The Kenyan High Court has officially frozen the state’s planned multi-billion shilling sale of a 15% stake in telecom giant Safaricom to South Africa’s Vodacom Group, citing serious data privacy and constitutional concerns.
A Sh231 Billion Transaction on Ice
A three-judge bench issued a conservatory order stopping the National Treasury from moving forward with the massive deal, which involves offloading six billion government-owned Safaricom shares.
Under the initial framework signed late last year, Vodacom was set to pay billions upfront to gain absolute majority control of Kenya’s largest company by market cap.
If the transaction eventually goes through, the Kenyan government’s direct ownership in Safaricom will plummet from 35% down to just 20%. The state had previously earmarked the total proceeds from this sale to finance President William Ruto’s newly launched National Infrastructure Fund to build roads and water projects.
“A conservatory order is hereby issued restraining the respondents from proceeding with the intended sale of Safaricom shares pending further legal determination,” the High Court bench ruled.
Why the Deal Was Blocked
The legal halt comes after three private Kenyan citizens filed public-interest petitions challenging the transaction on two major fronts:
- Severe Undervaluing: The petitioners argue that the agreed sale price of R5.54 per share is far too low. Independent financial experts estimate Safaricom’s intrinsic value at closer to R10 per share, meaning the current deal would cause a massive loss of public wealth.
- Lack of Public Participation: The court agreed that the National Treasury completely bypassed meaningful public participation, which directly violates the Constitution of Kenya when selling key national assets.
South Africa’s Vodacom Group confirmed it has noted the court’s decision and intends to respect the ongoing judicial process.
Despite the temporary setback, Vodacom stated that its long-term strategic partnership with Safaricom remains intact as East Africa continues to be its primary growth driver for digital financial services.
Frequently Asked Questions (FAQs)
1. Who currently owns Safaricom PLC?
Safaricom is a publicly traded company on the Nairobi Securities Exchange (NSE). Before this blocked transaction, the shareholding structure was split into three primary blocks: the Government of Kenya owns 35%, South Africa’s Vodacom Group holds 35%, Britain’s Vodafone maintains 5%, and the remaining 25% belongs to public retail investors and institutional funds.
2. Why is the Government trying to sell its Safaricom shares?

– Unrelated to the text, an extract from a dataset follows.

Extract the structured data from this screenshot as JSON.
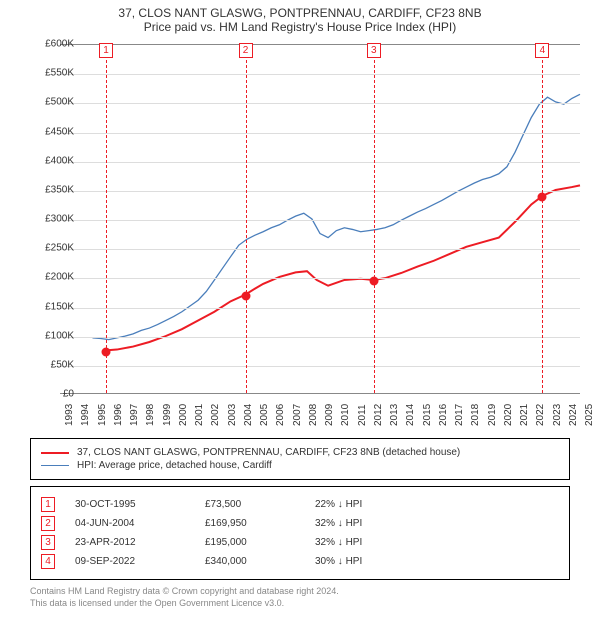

The National Treasury is facing tight fiscal constraints and a heavy sovereign debt repayment schedule. Selling a 15% stake in Safaricom was planned as an emergency resource mobilization strategy to generate cash quickly for the state’s infrastructure developments without borrowing more from international lenders.
3. How does this High Court freeze affect regular M-Pesa and Safaricom users?
Regular users will experience absolutely no disruption to their daily calls, data services, or mobile money transactions. This legal battle is strictly a shareholder-level corporate dispute regarding ownership equity and asset pricing; daily telecom operations remain completely unaffected.
4. What is the main data privacy issue raised in the petition?
The petitioners raised concerns that handing absolute majority voting control to a foreign-based entity like Vodacom Group could compromise national data sovereignty. Because Safaricom stores the financial and communication logs of over 40 million Kenyans, the petition argues that a change in majority control requires strict regulatory vetting under the Office of the Data Protection Commissioner (ODPC).
5. What happens next in the Safaricom court case?
The conservatory freeze remains active until the three-judge High Court bench hears the full constitutional arguments from both the Attorney General and the petitioners.
The National Treasury is expected to file an urgent appeal to overturn the block, meaning a definitive ruling on whether the sale can proceed will likely take several months.
The timing of this ruling coincides with an aggressive push by tech regulators to tighten operational guardrails for mobile service providers across Kenya.
Beyond individual privacy cases, the Communications Authority of Kenya (CA) is actively reviewing compliance measures around how user data is stored, handled, and shared with third-party service providers.
Safaricom has not yet publicly confirmed whether it will appeal the multi-million shilling judgment, but tech analysts note the decision will likely force all local network operators to overhaul their internal access logs and security protocols immediately.